Sigma participa da quarta edição dos Jogos SOMOS Educação em Goiânia

Suor, garra e muito fair play. Essas foram as habilidades mais marcantes nos Jogos SOMOS EducaçãoDurante quatro dias, mais de 400 estudantes do Sudeste, Nordeste e Centro-Oeste se reuniram, em Goiânia, para participar da quarta edição da competição. Alunos do Sigma (Brasília/DF) e dos colégios Motivo (Recife/PE), pH (Rio de Janeiro/RJ), Anglo (São Paulo/SP) e Maxi (Cuiabá/MT) foram recebidos pelos anfitriões do Colégio Integrado entre os dias 29 de maio (abertura) e 2 de junho.

Para o coordenador de Educação Física, Carlos Roberto Teles, o intercâmbio entre os alunos e as experiências vividas durante os Jogos valem mais do que as vitórias. “Eles tiveram um excelente resultado durante essa edição, mas as novas amizades e o impacto positivo que cada um pode causar é o que importa. A convivência entre os alunos e disciplina dos treinos também mostra como a prática esportiva está inserida no processo de ensino e aprendizagem na escola”.

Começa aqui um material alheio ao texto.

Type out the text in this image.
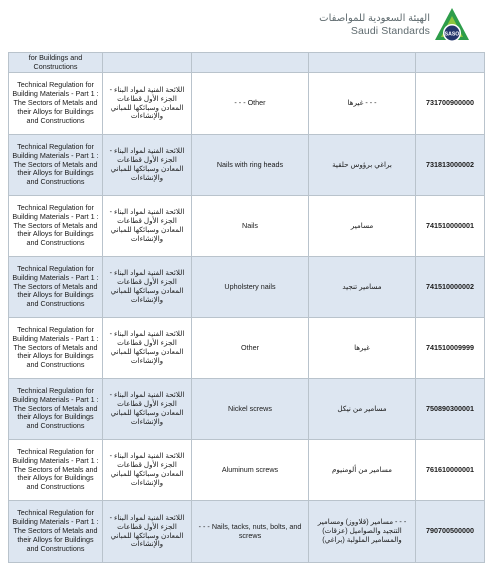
الهيئة السعودية للمواصفات
Saudi Standards	SASO
for Buildings and Constructions				
Technical Regulation for Building Materials - Part 1 : The Sectors of Metals and their Alloys for Buildings and Constructions	اللائحة الفنية لمواد البناء - الجزء الأول قطاعات المعادن وسبائكها للمباني والإنشاءات	- - - Other	- - - غيرها	731700900000
Technical Regulation for Building Materials - Part 1 : The Sectors of Metals and their Alloys for Buildings and Constructions	اللائحة الفنية لمواد البناء - الجزء الأول قطاعات المعادن وسبائكها للمباني والإنشاءات	Nails with ring heads	براغي برؤوس حلقية	731813000002
Technical Regulation for Building Materials - Part 1 : The Sectors of Metals and their Alloys for Buildings and Constructions	اللائحة الفنية لمواد البناء - الجزء الأول قطاعات المعادن وسبائكها للمباني والإنشاءات	Nails	مسامير	741510000001
Technical Regulation for Building Materials - Part 1 : The Sectors of Metals and their Alloys for Buildings and Constructions	اللائحة الفنية لمواد البناء - الجزء الأول قطاعات المعادن وسبائكها للمباني والإنشاءات	Upholstery nails	مسامير تنجيد	741510000002
Technical Regulation for Building Materials - Part 1 : The Sectors of Metals and their Alloys for Buildings and Constructions	اللائحة الفنية لمواد البناء - الجزء الأول قطاعات المعادن وسبائكها للمباني والإنشاءات	Other	غيرها	741510009999
Technical Regulation for Building Materials - Part 1 : The Sectors of Metals and their Alloys for Buildings and Constructions	اللائحة الفنية لمواد البناء - الجزء الأول قطاعات المعادن وسبائكها للمباني والإنشاءات	Nickel screws	مسامير من نيكل	750890300001
Technical Regulation for Building Materials - Part 1 : The Sectors of Metals and their Alloys for Buildings and Constructions	اللائحة الفنية لمواد البناء - الجزء الأول قطاعات المعادن وسبائكها للمباني والإنشاءات	Aluminum screws	مسامير من ألومنيوم	761610000001
Technical Regulation for Building Materials - Part 1 : The Sectors of Metals and their Alloys for Buildings and Constructions	اللائحة الفنية لمواد البناء - الجزء الأول قطاعات المعادن وسبائكها للمباني والإنشاءات	- - - Nails, tacks, nuts, bolts, and screws	- - - مسامير (قلاووز) ومسامير التنجيد والصواميل (عزقات) والمسامير الملولبة (براغي)	790700500000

Foram várias medalhas distribuídas para os times femininos e masculinos nas nove modalidades disputadas: handebol, vôlei, basquete, futsal, tênis de mesa, natação, xadrez, tênis de quadra e FIFA – Playstation. Os atletas do Sigma conquistaram 27 medalhas, sendo 18 de ouro e 9 de prata.

Além das vitórias em quadra, os estudantes também se esforçaram para ganhar o prêmio mais disputado durante os Jogos SOMOS: a bandeira do Fair Play. Adotado em 1896, durante as primeiras Olimpíadas da Era Moderna, o fair play visa o jogo limpo durante competições esportivas. Pensando nisso, em 2017, durante a terceira edição dos Jogos, foi criado o Comitê de Convivência Ética, para que os jovens pudessem refletir criticamente sobre as relações entre os participantes da competição.

Em 2018, o Comitê foi reativado e, durante os Jogos, os alunos organizaram assembleias e promoveram rodas de diálogos entre os jovens para discutirem a importância do respeito, da justiça, da honestidade, da integridade, da inclusão e da colaboração no esporte. O grupo também analisou relações conflituosas ocorridas durante a competição e buscou a solução dos problemas. Ao final do torneio, a delegação do Colégio pH, do Rio de Janeiro, conquistou a bandeira do Fair Play como a equipe que mais inspirou os valores éticos nas partidas.

No torneio, também foi criado o “Guia do Torcedor: a torcida que queremos”. Durante os quatro dias de competições, os participantes foram convidados a escrever sobre o tipo de torcida da qual gostariam de fazer parte. Ao final da competição, o Comitê elaborou um documento com dicas de conduta ética da torcida com base nas sugestões dos alunos.

Segundo a professora Paula Cavalcante, que acompanhou as reuniões do Comitê, a cartilha não é apenas um guia para os jogos escolares, mas para uma convivência harmônica no dia a dia dos jovens. “São propostas que ajudam a evitar conflitos, não apenas durante as competições, mas também na escola, em casa, na vida”.

A professora Fabiane Moreira, que também acompanhou o grupo, acrescenta que é importante as escolas serem mediadoras do aprendizado da convivência harmônica, compartilhando iniciativas e promovendo um diálogo entre os jovens. “O relacionamento respeitoso e democrático  é um meio de desenvolver valores éticos e promover o convívio harmonioso e livre de preconceitos”, finaliza.